The Court rounded off the term on criminal cases by vacating the conviction of former Virginia Governor Bob McDonnell in a convincing unanimous opinion that not only restored his career hopes but also those of hundreds of legislators who feared the government’s interpretation of Hobbs Act bribery would make politics as usual a dicey business.
Ex-Gov. Bob McDonnell
The Court narrowed the definition of “official acts” and “pending question or matter” such that the standard assistance of constituents provided by politicians could not result in a career-ending indictment. The Court did not go so far as to completely end McDonnell’s worries. It remanded the case to the Court of Appeals to review his claim that the evidence was insufficient, thus requiring dismissal of the charges. Even if he overcomes that hurdle or the Justice Department decides not to re-try the case, the question is whether future voters will forgive the First Couple’s receipt of $175,000 in shopping sprees and luxury vacations from someone who got essentially zero for his generosity.
As expected, the Court also vacated the judgment in Williams v.
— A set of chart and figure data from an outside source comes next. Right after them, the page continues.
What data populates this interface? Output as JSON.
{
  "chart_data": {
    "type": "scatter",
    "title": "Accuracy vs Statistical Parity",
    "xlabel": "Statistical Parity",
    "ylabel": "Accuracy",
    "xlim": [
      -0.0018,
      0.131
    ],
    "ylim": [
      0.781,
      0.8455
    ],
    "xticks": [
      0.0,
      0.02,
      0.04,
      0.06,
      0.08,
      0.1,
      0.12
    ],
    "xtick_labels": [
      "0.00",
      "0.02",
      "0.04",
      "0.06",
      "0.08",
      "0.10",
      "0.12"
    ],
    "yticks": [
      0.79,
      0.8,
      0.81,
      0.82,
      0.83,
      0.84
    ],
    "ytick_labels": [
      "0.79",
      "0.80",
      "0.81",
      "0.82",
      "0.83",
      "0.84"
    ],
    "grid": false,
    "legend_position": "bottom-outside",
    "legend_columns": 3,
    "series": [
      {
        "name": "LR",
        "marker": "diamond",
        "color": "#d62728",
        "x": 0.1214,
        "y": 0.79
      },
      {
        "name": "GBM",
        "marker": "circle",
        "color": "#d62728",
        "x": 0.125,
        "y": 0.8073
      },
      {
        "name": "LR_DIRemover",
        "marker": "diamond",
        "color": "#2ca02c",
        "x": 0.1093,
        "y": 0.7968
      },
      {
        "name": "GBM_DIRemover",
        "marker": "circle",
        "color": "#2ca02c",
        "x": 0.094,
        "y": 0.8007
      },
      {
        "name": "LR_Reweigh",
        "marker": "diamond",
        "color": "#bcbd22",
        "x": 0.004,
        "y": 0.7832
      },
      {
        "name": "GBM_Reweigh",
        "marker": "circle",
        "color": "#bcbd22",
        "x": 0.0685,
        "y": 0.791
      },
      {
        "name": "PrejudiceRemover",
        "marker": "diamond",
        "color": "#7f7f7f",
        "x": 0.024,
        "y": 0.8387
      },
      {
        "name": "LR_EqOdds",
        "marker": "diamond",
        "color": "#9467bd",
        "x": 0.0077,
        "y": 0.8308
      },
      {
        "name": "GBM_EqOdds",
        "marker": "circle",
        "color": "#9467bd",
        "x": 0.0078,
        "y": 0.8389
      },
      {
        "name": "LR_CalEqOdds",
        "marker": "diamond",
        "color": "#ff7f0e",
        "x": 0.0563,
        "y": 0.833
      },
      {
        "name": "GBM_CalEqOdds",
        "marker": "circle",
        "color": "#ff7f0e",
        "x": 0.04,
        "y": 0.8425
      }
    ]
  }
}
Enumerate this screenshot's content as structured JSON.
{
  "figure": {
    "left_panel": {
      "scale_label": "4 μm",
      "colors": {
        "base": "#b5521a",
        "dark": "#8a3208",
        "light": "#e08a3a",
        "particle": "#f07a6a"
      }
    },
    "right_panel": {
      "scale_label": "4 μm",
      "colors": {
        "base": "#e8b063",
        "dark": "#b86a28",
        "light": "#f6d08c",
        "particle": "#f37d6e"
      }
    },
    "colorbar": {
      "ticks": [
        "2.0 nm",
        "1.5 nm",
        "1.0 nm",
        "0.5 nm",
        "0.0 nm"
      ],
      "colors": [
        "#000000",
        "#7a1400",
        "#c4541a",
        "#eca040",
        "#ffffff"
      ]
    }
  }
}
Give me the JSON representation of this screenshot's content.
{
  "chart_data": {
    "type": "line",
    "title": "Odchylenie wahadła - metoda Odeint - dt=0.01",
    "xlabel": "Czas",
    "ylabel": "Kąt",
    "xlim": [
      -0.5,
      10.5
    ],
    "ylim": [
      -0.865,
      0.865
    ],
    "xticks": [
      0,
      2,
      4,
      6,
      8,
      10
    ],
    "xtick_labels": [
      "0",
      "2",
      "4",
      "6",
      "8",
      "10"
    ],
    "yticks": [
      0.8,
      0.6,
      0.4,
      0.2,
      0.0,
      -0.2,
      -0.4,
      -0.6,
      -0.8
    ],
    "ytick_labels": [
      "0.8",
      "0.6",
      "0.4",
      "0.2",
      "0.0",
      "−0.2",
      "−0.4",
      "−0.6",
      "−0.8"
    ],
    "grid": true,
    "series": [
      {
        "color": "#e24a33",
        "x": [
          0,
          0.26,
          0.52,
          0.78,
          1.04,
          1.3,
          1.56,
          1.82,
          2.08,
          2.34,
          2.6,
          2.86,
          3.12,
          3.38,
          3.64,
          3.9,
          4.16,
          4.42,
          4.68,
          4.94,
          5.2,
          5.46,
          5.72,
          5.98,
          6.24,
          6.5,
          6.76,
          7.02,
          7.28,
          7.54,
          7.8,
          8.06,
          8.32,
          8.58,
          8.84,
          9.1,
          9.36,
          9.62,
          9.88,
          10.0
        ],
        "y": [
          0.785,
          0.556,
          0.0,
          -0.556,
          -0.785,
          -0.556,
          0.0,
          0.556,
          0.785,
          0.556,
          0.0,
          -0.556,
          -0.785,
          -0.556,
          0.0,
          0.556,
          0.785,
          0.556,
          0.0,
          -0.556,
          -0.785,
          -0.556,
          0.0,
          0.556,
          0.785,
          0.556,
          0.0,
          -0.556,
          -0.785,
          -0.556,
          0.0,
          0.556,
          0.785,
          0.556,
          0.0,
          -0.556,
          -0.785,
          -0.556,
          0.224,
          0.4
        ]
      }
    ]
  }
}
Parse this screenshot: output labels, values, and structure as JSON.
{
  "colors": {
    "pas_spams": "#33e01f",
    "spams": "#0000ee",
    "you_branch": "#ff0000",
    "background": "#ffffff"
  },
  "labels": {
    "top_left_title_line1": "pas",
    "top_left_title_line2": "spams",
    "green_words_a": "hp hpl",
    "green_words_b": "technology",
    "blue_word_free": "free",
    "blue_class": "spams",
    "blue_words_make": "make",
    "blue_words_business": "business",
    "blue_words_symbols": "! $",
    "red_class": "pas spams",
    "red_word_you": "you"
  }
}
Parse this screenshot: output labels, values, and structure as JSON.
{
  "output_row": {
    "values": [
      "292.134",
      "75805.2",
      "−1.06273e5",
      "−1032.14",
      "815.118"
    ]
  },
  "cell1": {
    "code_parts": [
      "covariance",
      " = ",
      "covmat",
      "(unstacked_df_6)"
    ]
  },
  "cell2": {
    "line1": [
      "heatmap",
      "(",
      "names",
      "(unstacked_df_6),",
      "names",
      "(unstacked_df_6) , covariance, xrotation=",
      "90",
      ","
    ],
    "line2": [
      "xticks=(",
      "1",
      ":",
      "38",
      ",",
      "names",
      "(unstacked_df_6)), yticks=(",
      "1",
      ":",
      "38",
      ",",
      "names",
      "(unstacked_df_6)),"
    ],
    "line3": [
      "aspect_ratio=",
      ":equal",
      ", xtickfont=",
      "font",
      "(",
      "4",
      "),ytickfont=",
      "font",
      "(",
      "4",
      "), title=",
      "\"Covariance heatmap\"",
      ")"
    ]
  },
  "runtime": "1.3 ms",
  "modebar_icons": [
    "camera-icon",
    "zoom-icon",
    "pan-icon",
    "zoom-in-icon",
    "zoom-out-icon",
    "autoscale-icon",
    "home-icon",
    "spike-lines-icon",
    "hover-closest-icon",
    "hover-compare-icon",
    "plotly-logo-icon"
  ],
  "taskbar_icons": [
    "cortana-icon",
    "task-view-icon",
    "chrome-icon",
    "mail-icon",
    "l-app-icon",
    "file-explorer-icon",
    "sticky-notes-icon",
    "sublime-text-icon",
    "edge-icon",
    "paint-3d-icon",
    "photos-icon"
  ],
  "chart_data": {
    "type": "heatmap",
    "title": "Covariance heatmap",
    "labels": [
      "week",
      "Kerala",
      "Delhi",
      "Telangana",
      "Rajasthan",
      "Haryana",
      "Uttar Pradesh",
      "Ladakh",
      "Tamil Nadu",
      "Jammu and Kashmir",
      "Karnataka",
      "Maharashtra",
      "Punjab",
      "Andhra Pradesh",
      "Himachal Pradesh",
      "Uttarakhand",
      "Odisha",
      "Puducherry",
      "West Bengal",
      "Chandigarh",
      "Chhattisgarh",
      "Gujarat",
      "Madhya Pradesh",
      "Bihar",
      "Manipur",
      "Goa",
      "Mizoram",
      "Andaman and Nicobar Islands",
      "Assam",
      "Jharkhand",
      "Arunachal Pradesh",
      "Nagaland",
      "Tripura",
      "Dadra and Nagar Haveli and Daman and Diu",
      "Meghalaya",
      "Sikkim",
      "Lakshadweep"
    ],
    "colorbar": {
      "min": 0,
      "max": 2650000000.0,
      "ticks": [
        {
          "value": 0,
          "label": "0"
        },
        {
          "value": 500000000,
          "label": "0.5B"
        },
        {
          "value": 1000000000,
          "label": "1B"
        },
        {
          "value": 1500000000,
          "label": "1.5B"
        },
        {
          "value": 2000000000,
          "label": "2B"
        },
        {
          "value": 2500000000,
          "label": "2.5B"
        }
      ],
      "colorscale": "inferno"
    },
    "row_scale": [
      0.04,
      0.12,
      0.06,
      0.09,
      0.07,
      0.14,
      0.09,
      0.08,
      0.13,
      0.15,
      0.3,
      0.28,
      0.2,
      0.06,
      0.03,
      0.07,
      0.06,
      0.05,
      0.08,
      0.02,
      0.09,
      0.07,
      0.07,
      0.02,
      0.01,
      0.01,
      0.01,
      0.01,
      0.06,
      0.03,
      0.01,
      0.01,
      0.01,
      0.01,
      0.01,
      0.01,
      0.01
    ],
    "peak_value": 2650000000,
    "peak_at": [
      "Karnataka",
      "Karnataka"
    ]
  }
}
Pennsylvania, a capital case in which the Chief Justice of the Pennsylvania Supreme Court refused to recuse himself from ruling on a habeas petitioner’s appeal. What makes this action remarkable is that the Chief Justice, in his position as district attorney, had been involved in the criminal case by authorizing the decision to seek the death penalty and in supervising the case generally as head of the office. The vote, however, was closer than expected, 5-3, in reviewing this egregious behavior by former Chief Justice Castille. The dissent’s distinction was that the appeal involved a habeas decision, not the criminal phase of the case and occurred after Castille had left the prosecutor’s off ice. The state’s argument did not, however, pass the smell test, whatever artificial distinctions could be drawn.
In contrast, the Court ruled unanimously, 8-0, to reverse the 9th Circuit’s dismissal of the conviction in United States v. Bryant. The case held that tribal court domestic assault convictions could be valid predicates in a federal habitual offender prosecution, even though the prior convictions were without counsel. This was not a 6th Amendment violation since the right to counsel does not apply in this misdemeanor context in tribal courts. A victory for serially battered Native American women.